Wilson's experience with Spain should serve him well in Canada.
Field hockey is down the sports' pecking order in both countries and funding is hard to come by. But there is a pool of talented, committed women willing to do what it takes.
"Football is king and basketball is the prince," Wilson said of sport in Spain. "Beyond that everyone really shares out the rest of the support from people."
The 14th-ranked Canadian women have had to make sacrifices in recent years. Having lost their Own The Podium funding, they turned to family, friends and supporters to fund their Tokyo Olympic qualifying journey.
On then-coach Giles Bonnet's suggestion, the women moved to Belgium in September 2018 to join club teams. It gave them access to elite coaches and trainers while allowing the Amsterdam-based Bonnet to work with them regularly.
The move worked and the Canadians rose up the world rankings.

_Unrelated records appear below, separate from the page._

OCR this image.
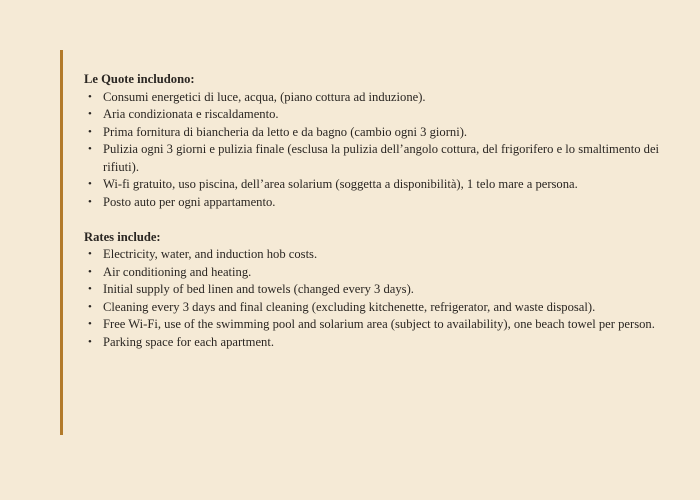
Le Quote includono:
• Consumi energetici di luce, acqua, (piano cottura ad induzione).
• Aria condizionata e riscaldamento.
• Prima fornitura di biancheria da letto e da bagno (cambio ogni 3 giorni).
• Pulizia ogni 3 giorni e pulizia finale (esclusa la pulizia dell’angolo cottura, del frigorifero e lo smaltimento dei rifiuti).
• Wi-fi gratuito, uso piscina, dell’area solarium (soggetta a disponibilità), 1 telo mare a persona.
• Posto auto per ogni appartamento.
Rates include:
• Electricity, water, and induction hob costs.
• Air conditioning and heating.
• Initial supply of bed linen and towels (changed every 3 days).
• Cleaning every 3 days and final cleaning (excluding kitchenette, refrigerator, and waste disposal).
• Free Wi-Fi, use of the swimming pool and solarium area (subject to availability), one beach towel per person.
• Parking space for each apartment.
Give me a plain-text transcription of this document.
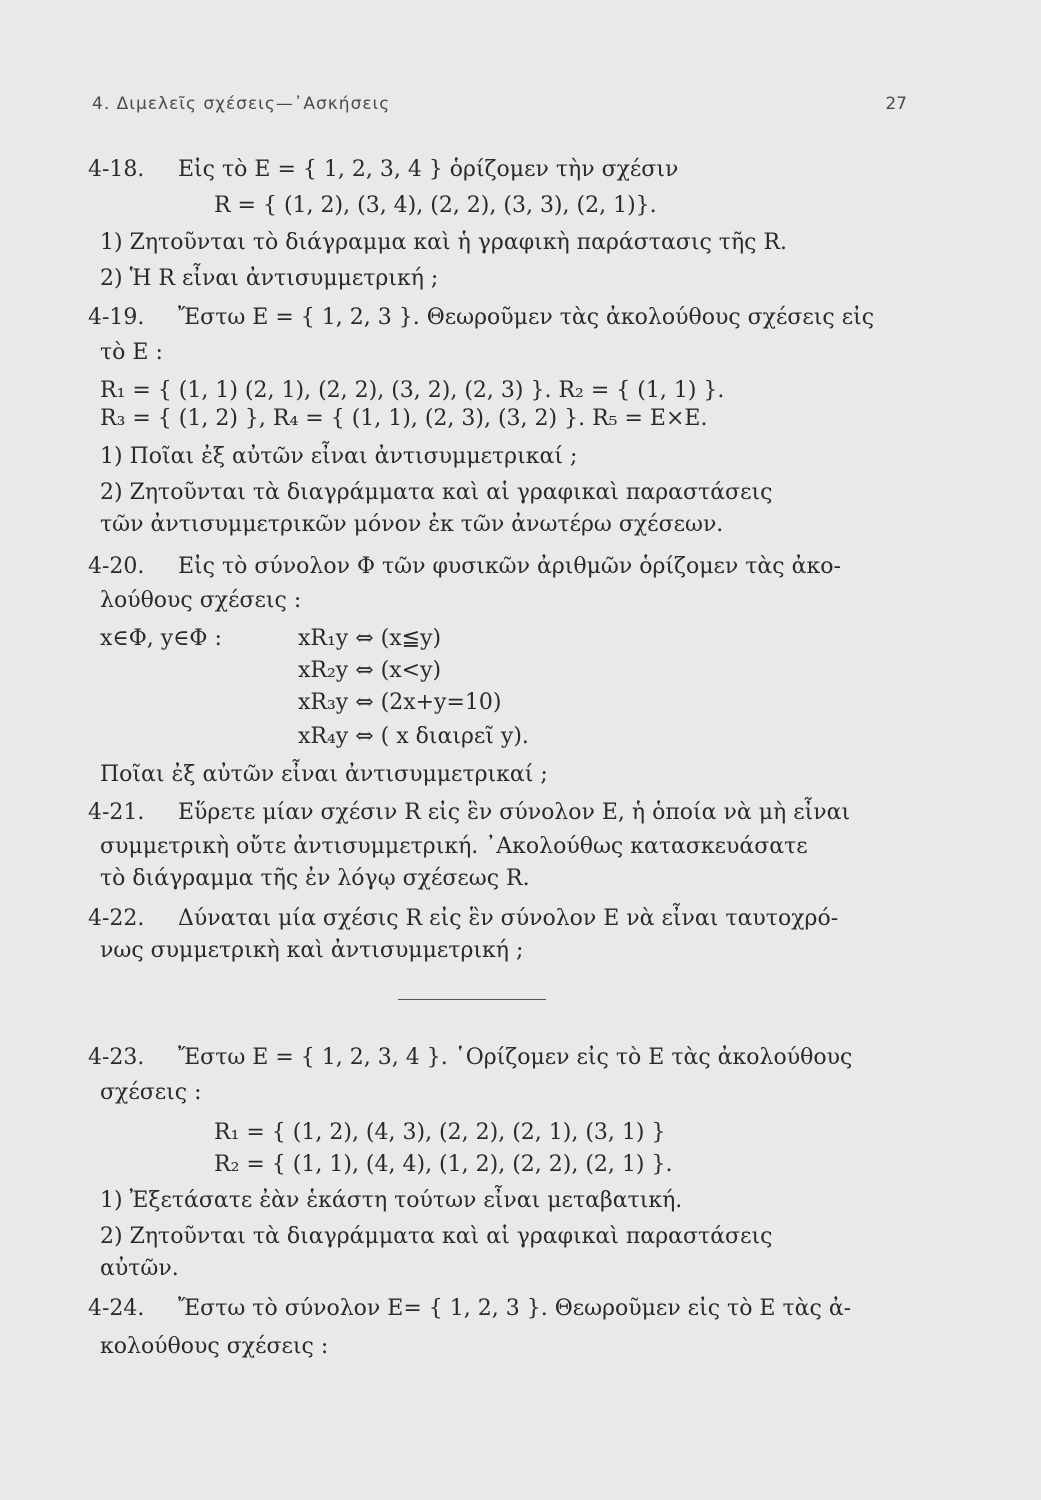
4. Διμελεῖς σχέσεις—᾿Ασκήσεις	27
4-18. Εἰς τὸ E = { 1, 2, 3, 4 } ὁρίζομεν τὴν σχέσιν
R = { (1, 2), (3, 4), (2, 2), (3, 3), (2, 1)}.
1) Ζητοῦνται τὸ διάγραμμα καὶ ἡ γραφικὴ παράστασις τῆς R.
2) Ἡ R εἶναι ἀντισυμμετρική ;
4-19. Ἔστω E = { 1, 2, 3 }. Θεωροῦμεν τὰς ἀκολούθους σχέσεις εἰς
τὸ E :
R₁ = { (1, 1) (2, 1), (2, 2), (3, 2), (2, 3) }. R₂ = { (1, 1) }.
R₃ = { (1, 2) }, R₄ = { (1, 1), (2, 3), (3, 2) }. R₅ = E×E.
1) Ποῖαι ἐξ αὐτῶν εἶναι ἀντισυμμετρικαί ;
2) Ζητοῦνται τὰ διαγράμματα καὶ αἱ γραφικαὶ παραστάσεις
τῶν ἀντισυμμετρικῶν μόνον ἐκ τῶν ἀνωτέρω σχέσεων.
4-20. Εἰς τὸ σύνολον Φ τῶν φυσικῶν ἀριθμῶν ὁρίζομεν τὰς ἀκο-
λούθους σχέσεις :
x∈Φ, y∈Φ :	xR₁y ⇔ (x≦y)
xR₂y ⇔ (x<y)
xR₃y ⇔ (2x+y=10)
xR₄y ⇔ ( x διαιρεῖ y).
Ποῖαι ἐξ αὐτῶν εἶναι ἀντισυμμετρικαί ;
4-21. Εὕρετε μίαν σχέσιν R εἰς ἓν σύνολον E, ἡ ὁποία νὰ μὴ εἶναι
συμμετρικὴ οὔτε ἀντισυμμετρική. ᾿Ακολούθως κατασκευάσατε
τὸ διάγραμμα τῆς ἐν λόγῳ σχέσεως R.
4-22. Δύναται μία σχέσις R εἰς ἓν σύνολον E νὰ εἶναι ταυτοχρό-
νως συμμετρικὴ καὶ ἀντισυμμετρική ;
4-23. Ἔστω E = { 1, 2, 3, 4 }. ῾Ορίζομεν εἰς τὸ E τὰς ἀκολούθους
σχέσεις :
R₁ = { (1, 2), (4, 3), (2, 2), (2, 1), (3, 1) }
R₂ = { (1, 1), (4, 4), (1, 2), (2, 2), (2, 1) }.
1) Ἐξετάσατε ἐὰν ἑκάστη τούτων εἶναι μεταβατική.
2) Ζητοῦνται τὰ διαγράμματα καὶ αἱ γραφικαὶ παραστάσεις
αὐτῶν.
4-24. Ἔστω τὸ σύνολον E= { 1, 2, 3 }. Θεωροῦμεν εἰς τὸ E τὰς ἀ-
κολούθους σχέσεις :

But Field Hockey Canada gave notice to Bonnet, saying it could not afford to pay the South African's salary. Once again, supporters stepped up to pay his wages through Olympic qualifying,
Under Bonnet, the Canadians made it to a two-legged Olympic qualifying showdown — only to suffer a heart-breaking 4-3 penalty shootout loss to Ireland in Dublin in November 2019. The women have sat out the last six Olympics, last competing in 1992 when they finished seventh in Barcelona.
Wilson believes the players' move to Europe was a good one. The team jumped from No. 21 rankings to the mid-teens and "every single nation saw Canada as a threat."
But he plans to keep the team in Canada for the moment.
"I think right now that's not the road we need to go down with the team, because the negative side to that was they weren't able to be with family. They weren't able to work They weren't able to study whilst they were there."
In Canada, Wilson is already working with high-performance director Adam Janssen and newly hired men's coach Andre Henning of Germany so their teams can pool resources. They are also combining on funding presentations.
The women's focus will be making the 2022 World Cup. The regional qualifying tournament has been pushed back from November 2021 to January 2022 in Santiago, Chile.
Wilson plans a carding camp in March with the hope of getting some games in during the summer.